CHP Samsun Milletvekili Neslihan Hancıoğlu, TBMM Genel Kurulu’nda, Çarşamba Şeker Fabrikası’nın lojmanlarıyla birlikte TOKİ'ye devredildiğini Fabrika ekipmanlarının başka yere gönderildiğini açıkladı. Hancıoğlu Samsun’un çok önemli derdini meclise taşıyarak derde derman olamasa da tercüman oldu.
İnanılmaz ama gerçek; 2021’de 8 dönüm arazisi Hasan Akkaya Otomotiv İnşaat San. Tic. Ltd. Şti.’ne satılan Çarşamba Şeker Fabrikası’nın lojmanları da TOKİ’ye devrediliyor. Koskoca Çarşamba ovasında konut için yer bulunamamış ve şeker fabrikası yıkılıp yerine konut yapılacak. Sahipsiz fabrikanın satılması haktır, halk fabrikasına sahip çıkarsa satılmayacaktır.
Fakir yeni bir şey kazanmadan kaybettiğini bularak sevinir. 11 yıldır üretime kapatılan fabrikanın açılması, 2018 Genel ve 2019 Yerel Seçimleri’nin vaatleri arasındaydı.
Çarşamba Şeker Fabrikasının açılmayacağını vaatlerin havada kalacağını o zaman yazmıştım. Öyle de oldu; verilen tarihler geldi, geçti açılmadı, arazisi, lojmanları satıldı, ekipmanı dağıtıldı; bu gidişle şeker fabrikası anılarda kalacak, hiç açılmayacak.
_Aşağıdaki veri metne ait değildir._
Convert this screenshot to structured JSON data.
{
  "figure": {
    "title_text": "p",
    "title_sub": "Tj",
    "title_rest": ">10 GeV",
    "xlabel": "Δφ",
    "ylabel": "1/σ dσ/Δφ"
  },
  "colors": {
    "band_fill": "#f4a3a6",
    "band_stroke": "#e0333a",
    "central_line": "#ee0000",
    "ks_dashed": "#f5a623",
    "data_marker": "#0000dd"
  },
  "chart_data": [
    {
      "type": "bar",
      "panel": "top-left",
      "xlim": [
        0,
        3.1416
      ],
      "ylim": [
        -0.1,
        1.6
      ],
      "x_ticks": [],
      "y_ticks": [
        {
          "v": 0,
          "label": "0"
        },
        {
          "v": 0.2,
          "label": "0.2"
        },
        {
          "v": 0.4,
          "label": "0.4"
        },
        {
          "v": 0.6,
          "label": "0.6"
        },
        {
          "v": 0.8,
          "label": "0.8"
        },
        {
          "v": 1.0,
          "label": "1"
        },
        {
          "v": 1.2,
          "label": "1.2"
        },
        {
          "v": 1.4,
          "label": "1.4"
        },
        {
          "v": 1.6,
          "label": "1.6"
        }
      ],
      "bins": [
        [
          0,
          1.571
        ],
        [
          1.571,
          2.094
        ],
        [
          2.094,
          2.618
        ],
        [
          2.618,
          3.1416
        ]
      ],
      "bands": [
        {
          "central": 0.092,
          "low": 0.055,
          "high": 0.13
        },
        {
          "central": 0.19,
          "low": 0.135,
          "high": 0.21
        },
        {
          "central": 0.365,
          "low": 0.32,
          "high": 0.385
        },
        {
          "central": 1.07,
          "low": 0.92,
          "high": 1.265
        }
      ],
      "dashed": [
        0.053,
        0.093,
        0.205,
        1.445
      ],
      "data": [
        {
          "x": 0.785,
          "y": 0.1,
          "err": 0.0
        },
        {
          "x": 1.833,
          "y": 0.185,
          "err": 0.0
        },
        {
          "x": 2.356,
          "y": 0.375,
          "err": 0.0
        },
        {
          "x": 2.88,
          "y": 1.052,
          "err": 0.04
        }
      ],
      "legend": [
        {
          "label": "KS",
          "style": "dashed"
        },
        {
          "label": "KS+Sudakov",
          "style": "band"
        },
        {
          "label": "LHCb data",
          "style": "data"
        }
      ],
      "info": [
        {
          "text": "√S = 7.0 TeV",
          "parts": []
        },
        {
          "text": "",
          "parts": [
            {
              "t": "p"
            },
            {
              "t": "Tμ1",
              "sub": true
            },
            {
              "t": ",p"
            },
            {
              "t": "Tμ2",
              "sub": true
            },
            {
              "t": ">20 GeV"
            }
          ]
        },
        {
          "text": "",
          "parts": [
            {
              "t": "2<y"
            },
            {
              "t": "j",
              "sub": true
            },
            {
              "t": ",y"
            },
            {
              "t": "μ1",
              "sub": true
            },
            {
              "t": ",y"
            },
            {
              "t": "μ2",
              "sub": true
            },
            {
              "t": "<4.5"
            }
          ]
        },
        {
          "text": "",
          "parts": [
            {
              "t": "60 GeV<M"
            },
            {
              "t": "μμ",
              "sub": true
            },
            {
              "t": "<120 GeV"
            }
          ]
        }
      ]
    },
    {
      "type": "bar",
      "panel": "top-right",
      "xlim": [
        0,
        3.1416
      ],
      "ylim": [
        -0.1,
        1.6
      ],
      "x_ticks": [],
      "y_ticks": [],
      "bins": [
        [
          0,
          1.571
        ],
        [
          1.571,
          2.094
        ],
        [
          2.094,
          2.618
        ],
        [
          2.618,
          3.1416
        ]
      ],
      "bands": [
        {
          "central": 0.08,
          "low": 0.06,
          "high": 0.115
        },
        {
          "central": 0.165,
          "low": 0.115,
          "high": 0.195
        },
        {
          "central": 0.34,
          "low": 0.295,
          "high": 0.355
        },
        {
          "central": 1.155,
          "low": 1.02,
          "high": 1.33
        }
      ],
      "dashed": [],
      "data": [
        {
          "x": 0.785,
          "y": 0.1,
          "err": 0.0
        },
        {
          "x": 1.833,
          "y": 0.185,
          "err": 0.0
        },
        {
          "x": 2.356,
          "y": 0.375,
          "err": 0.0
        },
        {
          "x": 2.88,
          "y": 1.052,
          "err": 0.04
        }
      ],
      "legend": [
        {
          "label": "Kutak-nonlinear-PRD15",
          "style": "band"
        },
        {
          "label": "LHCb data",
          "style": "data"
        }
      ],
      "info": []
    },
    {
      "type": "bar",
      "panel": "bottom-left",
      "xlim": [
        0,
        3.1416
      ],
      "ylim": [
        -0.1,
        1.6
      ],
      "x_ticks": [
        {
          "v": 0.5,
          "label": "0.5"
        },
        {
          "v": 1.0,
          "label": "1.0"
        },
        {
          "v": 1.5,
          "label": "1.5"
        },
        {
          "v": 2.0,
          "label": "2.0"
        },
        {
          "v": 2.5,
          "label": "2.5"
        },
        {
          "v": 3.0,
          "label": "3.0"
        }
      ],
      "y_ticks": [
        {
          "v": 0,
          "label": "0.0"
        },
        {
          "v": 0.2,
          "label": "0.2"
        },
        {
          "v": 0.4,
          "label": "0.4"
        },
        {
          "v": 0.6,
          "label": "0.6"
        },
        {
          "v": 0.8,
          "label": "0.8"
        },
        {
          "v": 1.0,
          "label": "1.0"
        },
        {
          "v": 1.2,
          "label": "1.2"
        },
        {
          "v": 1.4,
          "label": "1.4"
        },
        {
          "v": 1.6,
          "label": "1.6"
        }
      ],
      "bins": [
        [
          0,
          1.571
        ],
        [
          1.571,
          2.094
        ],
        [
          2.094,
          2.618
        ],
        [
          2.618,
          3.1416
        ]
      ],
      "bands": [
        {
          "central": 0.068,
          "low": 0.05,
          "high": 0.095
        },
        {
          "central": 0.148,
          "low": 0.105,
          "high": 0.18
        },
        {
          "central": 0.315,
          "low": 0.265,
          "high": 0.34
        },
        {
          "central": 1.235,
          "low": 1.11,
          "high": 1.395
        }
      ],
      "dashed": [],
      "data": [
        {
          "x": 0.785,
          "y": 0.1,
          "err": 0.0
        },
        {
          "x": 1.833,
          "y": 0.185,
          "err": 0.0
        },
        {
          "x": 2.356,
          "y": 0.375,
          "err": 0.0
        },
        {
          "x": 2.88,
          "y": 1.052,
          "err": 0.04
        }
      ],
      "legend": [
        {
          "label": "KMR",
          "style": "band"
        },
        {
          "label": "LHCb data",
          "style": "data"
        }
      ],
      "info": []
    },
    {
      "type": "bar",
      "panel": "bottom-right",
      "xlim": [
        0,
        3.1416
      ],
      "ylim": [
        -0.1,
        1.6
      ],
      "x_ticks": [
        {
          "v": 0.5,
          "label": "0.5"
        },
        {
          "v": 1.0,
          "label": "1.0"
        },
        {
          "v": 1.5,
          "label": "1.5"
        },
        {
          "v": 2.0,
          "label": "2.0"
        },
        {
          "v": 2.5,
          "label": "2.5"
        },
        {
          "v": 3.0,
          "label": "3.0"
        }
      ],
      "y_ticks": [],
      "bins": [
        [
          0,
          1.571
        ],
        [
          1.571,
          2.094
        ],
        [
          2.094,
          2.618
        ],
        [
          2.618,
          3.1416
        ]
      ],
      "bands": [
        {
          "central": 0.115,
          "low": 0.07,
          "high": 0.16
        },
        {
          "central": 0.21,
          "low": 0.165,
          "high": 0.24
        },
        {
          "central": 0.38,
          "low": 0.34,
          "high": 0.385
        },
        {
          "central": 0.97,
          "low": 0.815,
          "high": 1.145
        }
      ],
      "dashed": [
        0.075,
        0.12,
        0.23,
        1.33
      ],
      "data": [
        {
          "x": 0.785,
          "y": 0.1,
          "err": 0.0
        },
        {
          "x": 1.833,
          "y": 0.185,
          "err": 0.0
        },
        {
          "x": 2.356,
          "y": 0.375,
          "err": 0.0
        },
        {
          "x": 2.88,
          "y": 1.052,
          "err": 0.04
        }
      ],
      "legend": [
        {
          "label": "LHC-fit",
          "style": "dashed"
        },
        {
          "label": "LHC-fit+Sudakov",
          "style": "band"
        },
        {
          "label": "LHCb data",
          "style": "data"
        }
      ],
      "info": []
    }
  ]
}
ŞEKERE AYDA YÜZDE 100, YILDA YÜZDE 500 ZAM
Yeni fabrika bir tarafa Samsunlular eski fabrikayı da kaybedecek. Sadece Samsunlu çiftçi ve tüketici değil; tüm Türk halkı kaybedecek. Şeker üretimi fabrikaların özelleştirilmesi veya kapatılmasıyla özel sektörün eline geçince; şeker bir ayda yüzde 100, bir yılda yüzde 500 zamlanarak 5 katını çıktı ve şeker fabrikaları kamulaştırılmazsa yükseliş sürecek.
Kamusal denetim ve sorumluluk olmayınca; vicdan da devre dışı kalıyor. Devreye cüzdan giriyor; şirket kârlılığını esas alan bir yönetim anlayışıyla manipülasyon ve stoklama sonucu tüketicinin şekere erişimi engelleniyor, maliyetlerle ilgisi olmayan yüksek fiyattan şeker satılıyor.
Yolcusuz hava alanlarına milyarlarca dolar gömüp, yolcu garantisiyle vatandaş borçlandırılacağına, bir hava alanı parasına tüm şeker fabrikaları yenilenerek devletin elinde kalsaydı, bugün şekerin kilosu 25 lira değil; 5 lira olur, pancar çiftçisi de işsiz kalmazdı. Paralar yabancı üreticilere gidiyor ve onların çiftçilerine gidiyor.
Türk tüketicisinin şekere olması gerekenin çok üstünde para ödemesinin sebebi; yüksek maliyetler değil; Türkiye’de şeker fabrikalarının hurda demir fiyatına ‘babalar gibi’ satılması, şeker piyasasının kontrol ve denetimsiz bir şekilde özel sektöre devredilmesidir.
Geleneksel yöntemlerle ‘PANCARDAN’ şeker üretip ihraç ederken, şeker fabrikaları özelleştirilip, satıldığı için, bugün kendi ihtiyacımızı karşılayamıyor ve sağlığa zararlı Cargill Nişasta bazlı; (NBŞ /HFCS); mısır nişastasının kimyasal işlemlerden geçirilmesiyle elde edilen ‘kanserojen’ şeker ithal etmek zorunda kalıyoruz.
Başta şeker, kağıt ve elektrik olmak üzere zamların çoğu küresel değil; iç tercihlerden kaynaklanıyor. Devletin özel sektöre ucuza sattığı şeker, çok ucuza sattığı elektrik halk çok yüksek fiyattan satılıyor. Kağıt fabrikalarının kapatılıp satılması sonucu kağıt yüksek fiyattan ithal ediliyor, kağıt ürünleri astronomik fiyattan satılıyor. Başta Çarşamba Şeker Fabrikası üretime açılmalı, diğer şeker fabrikaları ve elektrik dağıtım şirketleri en kısa sürede kamulaştırılmalıdır.